Drive along nearly any country road bordered by grassy fields and unmowed roadsides in Georgia now, and you’re apt to spy the tall, brilliant orange blooms of one of Georgia’s most beautiful summer wildflowers, the butterfly weed.
It’s appropriately named because it draws a variety of butterflies like a magnet. During an hourlong stroll across a sun-filled meadow in the Piedmont National Wildlife Refuge in Middle Georgia last week, I saw six butterfly species — red-spotted purple, eastern tiger swallowtail, cloudless sulphur, pearl crescent, common buckeye and variegated fritillary — feeding at the nectar-rich blooms of butterfly weed. In addition, a bevy of bees and other pollinators vied for the energy-packed nectar.
The butterfly weed (Asclepias tuberosa) is one of 22 species of native milkweeds in Georgia — but it is by far the most majestic of them with its neon-bright flowers that seem to shout, "look at me," even from afar. It is also the most unusual of the milkweeds in that it produces clear sap, unlike the white, milky sap characteristic of other milkweeds.
It’s called “weed” (short for milkweed) but that is a disservice. Unlike weeds, it’s neither aggressive nor invasive. It’s drought-tolerant and sun-loving and will bloom all summer long.
Native milkweeds, of course, are invaluable for monarch butterflies, whose caterpillars feed only on milkweed foliage. So, it’s not uncommon to find monarch caterpillars on a butterfly weed while adult monarchs sip nectar from the flowers.
Poets, too, are drawn to the butterfly weed’s striking beauty. In his poem “The Tuft of Flowers,” Robert Frost poignantly tells of coming upon a blooming butterfly weed in a hayfield newly mowed by a farmworker wielding a scythe.
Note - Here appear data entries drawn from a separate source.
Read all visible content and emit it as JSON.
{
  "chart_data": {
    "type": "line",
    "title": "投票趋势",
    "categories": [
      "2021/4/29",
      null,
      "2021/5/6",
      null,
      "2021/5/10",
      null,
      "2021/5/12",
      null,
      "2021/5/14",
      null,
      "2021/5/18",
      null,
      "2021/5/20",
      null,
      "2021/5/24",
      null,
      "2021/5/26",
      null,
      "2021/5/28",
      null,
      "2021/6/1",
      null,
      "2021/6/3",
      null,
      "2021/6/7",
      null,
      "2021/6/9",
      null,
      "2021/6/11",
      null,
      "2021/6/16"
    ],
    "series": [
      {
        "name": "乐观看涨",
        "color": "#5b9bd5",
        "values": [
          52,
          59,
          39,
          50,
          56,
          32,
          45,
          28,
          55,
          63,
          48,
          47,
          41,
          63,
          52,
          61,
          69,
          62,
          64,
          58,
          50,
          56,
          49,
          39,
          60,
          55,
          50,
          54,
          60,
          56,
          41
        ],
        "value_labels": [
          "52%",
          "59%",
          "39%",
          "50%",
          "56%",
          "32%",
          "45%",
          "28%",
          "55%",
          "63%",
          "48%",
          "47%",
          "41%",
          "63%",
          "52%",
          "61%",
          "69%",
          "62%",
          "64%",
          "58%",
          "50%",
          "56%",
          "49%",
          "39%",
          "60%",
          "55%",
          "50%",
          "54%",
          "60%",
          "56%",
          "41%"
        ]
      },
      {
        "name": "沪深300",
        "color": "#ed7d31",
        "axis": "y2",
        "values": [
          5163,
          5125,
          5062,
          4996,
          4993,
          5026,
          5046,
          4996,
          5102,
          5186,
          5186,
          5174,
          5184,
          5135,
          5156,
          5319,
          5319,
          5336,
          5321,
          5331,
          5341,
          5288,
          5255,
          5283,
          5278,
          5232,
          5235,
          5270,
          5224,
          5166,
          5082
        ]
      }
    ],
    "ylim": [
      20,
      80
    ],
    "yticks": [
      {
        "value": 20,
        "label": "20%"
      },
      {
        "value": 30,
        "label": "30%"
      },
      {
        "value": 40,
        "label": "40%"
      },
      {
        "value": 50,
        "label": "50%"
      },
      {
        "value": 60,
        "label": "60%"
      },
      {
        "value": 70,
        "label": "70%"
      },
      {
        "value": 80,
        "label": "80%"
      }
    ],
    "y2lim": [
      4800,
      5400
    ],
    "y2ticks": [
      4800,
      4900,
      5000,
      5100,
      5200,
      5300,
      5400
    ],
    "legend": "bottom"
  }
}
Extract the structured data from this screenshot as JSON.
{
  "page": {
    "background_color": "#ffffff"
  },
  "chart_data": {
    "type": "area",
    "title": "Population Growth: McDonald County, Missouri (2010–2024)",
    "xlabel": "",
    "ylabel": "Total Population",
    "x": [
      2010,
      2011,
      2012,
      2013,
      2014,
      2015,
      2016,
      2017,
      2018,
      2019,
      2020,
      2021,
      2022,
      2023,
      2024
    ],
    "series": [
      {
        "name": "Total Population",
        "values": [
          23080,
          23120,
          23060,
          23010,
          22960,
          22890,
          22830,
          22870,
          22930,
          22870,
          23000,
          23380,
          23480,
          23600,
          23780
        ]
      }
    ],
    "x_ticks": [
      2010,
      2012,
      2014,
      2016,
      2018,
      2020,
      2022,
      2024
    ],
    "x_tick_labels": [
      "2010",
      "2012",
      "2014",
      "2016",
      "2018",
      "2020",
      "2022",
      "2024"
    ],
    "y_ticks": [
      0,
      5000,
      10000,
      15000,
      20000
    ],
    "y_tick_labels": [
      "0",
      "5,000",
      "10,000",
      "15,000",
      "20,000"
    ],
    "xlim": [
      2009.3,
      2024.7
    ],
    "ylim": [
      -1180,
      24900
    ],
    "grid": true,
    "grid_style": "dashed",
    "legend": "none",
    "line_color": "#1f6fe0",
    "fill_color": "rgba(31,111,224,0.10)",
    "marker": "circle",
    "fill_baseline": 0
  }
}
The butterfly weed is the only plant still standing, untouched by the worker’s blade perhaps because of its splendid beauty.
“A leaping tongue of bloom the scythe had spared,” Frost wrote.
IN THE SKY: From David Dundee, Tellus Science Museum astronomer: The moon will be first quarter Saturday night. Mercury and Venus are low in the west just after dark and set less than an hour later. Mars rises in the east about four hours before sunrise. Jupiter and Saturn rise in the east just before midnight.